En 2008, quand la tête de Patrick Poivre d’Arvor est tombée – car oui, l’info a connu des monarques, des révolutions et des échafauds – on s’est mis à confondre le corps du roi et le régime (ancien) qu’il symbolisa. Multiplication des canaux télé, fragmentation de l’audience, une, puis deux, puis trois, puis quatre chaines d’info, concurrences frontales de nouveaux écrans, triomphe du temps réel : c’était une évidence le 20h se mourrait. En 2015, quand Claire Chazal s’est fait virer, là, le 20h était mort. En 2017, quand David Pujadas a été limogé, le JT était mort-mort.

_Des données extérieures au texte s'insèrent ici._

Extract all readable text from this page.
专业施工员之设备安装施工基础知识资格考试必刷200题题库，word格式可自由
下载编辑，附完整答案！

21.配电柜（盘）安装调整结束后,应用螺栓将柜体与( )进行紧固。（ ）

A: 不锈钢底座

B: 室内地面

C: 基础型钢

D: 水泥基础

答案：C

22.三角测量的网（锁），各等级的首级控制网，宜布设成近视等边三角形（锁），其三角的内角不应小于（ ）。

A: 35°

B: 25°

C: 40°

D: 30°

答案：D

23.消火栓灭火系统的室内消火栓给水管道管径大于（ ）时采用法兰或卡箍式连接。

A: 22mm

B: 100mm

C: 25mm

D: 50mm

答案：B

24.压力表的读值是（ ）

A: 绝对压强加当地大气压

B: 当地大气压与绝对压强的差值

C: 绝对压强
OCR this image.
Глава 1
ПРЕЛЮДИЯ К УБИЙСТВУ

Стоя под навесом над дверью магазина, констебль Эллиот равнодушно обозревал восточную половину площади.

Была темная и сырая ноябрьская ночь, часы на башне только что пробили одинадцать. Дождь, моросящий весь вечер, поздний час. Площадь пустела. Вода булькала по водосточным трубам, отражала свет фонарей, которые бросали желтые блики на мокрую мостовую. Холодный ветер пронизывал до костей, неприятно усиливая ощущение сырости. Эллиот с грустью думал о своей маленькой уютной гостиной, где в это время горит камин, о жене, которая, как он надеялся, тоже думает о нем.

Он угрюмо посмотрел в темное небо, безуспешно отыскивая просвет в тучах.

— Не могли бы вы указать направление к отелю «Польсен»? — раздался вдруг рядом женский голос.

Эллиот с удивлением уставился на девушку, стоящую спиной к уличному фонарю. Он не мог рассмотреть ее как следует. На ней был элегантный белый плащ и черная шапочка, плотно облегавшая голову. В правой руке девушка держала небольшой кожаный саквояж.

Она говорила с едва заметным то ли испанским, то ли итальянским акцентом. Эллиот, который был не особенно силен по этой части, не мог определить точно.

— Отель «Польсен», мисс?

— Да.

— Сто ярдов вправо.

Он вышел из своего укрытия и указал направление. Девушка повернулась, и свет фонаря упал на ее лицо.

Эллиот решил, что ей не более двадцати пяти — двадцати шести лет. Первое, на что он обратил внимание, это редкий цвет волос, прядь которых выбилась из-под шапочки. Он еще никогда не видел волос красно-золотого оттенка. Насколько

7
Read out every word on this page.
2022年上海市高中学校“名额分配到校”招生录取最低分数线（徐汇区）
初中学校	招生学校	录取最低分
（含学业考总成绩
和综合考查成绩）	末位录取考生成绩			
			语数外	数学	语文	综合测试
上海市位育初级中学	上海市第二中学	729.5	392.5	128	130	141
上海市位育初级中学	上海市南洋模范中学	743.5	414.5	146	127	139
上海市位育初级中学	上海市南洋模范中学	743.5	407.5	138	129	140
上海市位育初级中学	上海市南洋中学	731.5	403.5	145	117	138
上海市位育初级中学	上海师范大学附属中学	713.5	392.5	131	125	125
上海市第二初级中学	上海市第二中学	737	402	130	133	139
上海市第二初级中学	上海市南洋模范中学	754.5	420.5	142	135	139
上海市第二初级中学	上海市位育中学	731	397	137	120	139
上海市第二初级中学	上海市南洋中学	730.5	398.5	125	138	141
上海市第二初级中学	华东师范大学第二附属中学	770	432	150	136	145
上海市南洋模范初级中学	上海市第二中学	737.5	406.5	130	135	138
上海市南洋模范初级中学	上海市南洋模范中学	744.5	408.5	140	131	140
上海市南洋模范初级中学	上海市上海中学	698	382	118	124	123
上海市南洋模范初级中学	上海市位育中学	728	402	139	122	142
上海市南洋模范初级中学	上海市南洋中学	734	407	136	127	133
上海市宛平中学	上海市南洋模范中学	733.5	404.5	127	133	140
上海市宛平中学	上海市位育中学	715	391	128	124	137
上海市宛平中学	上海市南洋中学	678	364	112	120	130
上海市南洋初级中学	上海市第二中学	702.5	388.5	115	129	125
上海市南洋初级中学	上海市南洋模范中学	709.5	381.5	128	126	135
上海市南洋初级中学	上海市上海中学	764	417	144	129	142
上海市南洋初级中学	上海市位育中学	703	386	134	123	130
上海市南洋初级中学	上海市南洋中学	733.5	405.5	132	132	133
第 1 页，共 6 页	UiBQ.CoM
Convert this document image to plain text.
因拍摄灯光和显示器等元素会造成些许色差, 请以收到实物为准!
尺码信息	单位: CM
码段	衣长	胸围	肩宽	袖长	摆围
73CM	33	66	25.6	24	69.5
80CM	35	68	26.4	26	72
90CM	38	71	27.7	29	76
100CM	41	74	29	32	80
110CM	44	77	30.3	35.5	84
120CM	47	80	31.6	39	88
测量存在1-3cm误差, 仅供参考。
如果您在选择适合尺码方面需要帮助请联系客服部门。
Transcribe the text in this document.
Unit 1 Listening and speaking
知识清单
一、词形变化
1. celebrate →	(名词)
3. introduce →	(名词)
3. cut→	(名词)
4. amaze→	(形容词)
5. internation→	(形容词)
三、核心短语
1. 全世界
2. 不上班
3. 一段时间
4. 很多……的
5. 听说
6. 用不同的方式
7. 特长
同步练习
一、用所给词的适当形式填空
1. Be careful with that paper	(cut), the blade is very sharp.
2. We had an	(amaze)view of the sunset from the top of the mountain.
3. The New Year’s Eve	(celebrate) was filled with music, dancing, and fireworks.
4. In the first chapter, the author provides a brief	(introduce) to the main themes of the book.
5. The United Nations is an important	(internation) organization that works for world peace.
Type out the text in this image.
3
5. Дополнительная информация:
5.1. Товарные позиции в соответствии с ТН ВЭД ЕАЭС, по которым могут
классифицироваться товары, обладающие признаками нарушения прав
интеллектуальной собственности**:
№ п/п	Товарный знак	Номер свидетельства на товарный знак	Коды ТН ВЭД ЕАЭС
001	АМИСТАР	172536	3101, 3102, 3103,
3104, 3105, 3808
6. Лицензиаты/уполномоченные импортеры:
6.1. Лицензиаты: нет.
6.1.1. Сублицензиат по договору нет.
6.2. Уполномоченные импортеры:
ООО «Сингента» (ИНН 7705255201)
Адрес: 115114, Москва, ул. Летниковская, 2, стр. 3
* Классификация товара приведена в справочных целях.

Et avec Pernaut, il est mort-mort-mort… 

Mais c’est oublier cette nouvelle génération de journalistes télé qui s’y est essayée et qui, en toute décontraction, a dit « non » au JT : Mélissa Theuriau, Harry Roselmack, Marie Drucker, Léa Salamé. A leur manière, ils ont sorti la messe de l’info de cette logique binaire, la toute-puissance ou le trépas. Ils l’ont désacralisée. Comme un Samuel Etienne est passé, sans sourciller, du 13h à « Questions pour un champion », puis à l’info radio. 

C’est oublier, aussi, que ce qui ont remplacé les décapités : Gilles Bouleau, Anne-Claire Coudray sur la Une, Anne-Sophie Lapix sur la 2, font des journaux impeccables sans jamais jouer de leur personne. Ils personnifient le moins possible les choix éditoriaux, revendiquant un professionnalisme tout en sobriété, et ils n’exposent rien de leur vie personnelle, derrière laquelle, d’ailleurs, nulle ne cours. 

Le paradoxe c’est que leurs journaux, eux, demeurent courus et très exposés. Leur grammaire s’est complètement renouvelée. A l’échelle d’une télévision globalement moins regardée qu’avant, les Français sont fidèles à leurs 13H et 20H. Ils changent même de chaine pour les attraper ! Confère les audiences phénoménales réalisées par la Une pendant le confinement alors même que les programmes qui précédaient l’info étaient faiblards. Les gens zappaient – un mot des années 90 – pour le journal de TF1. Comme dans les années 90, les stars en moins.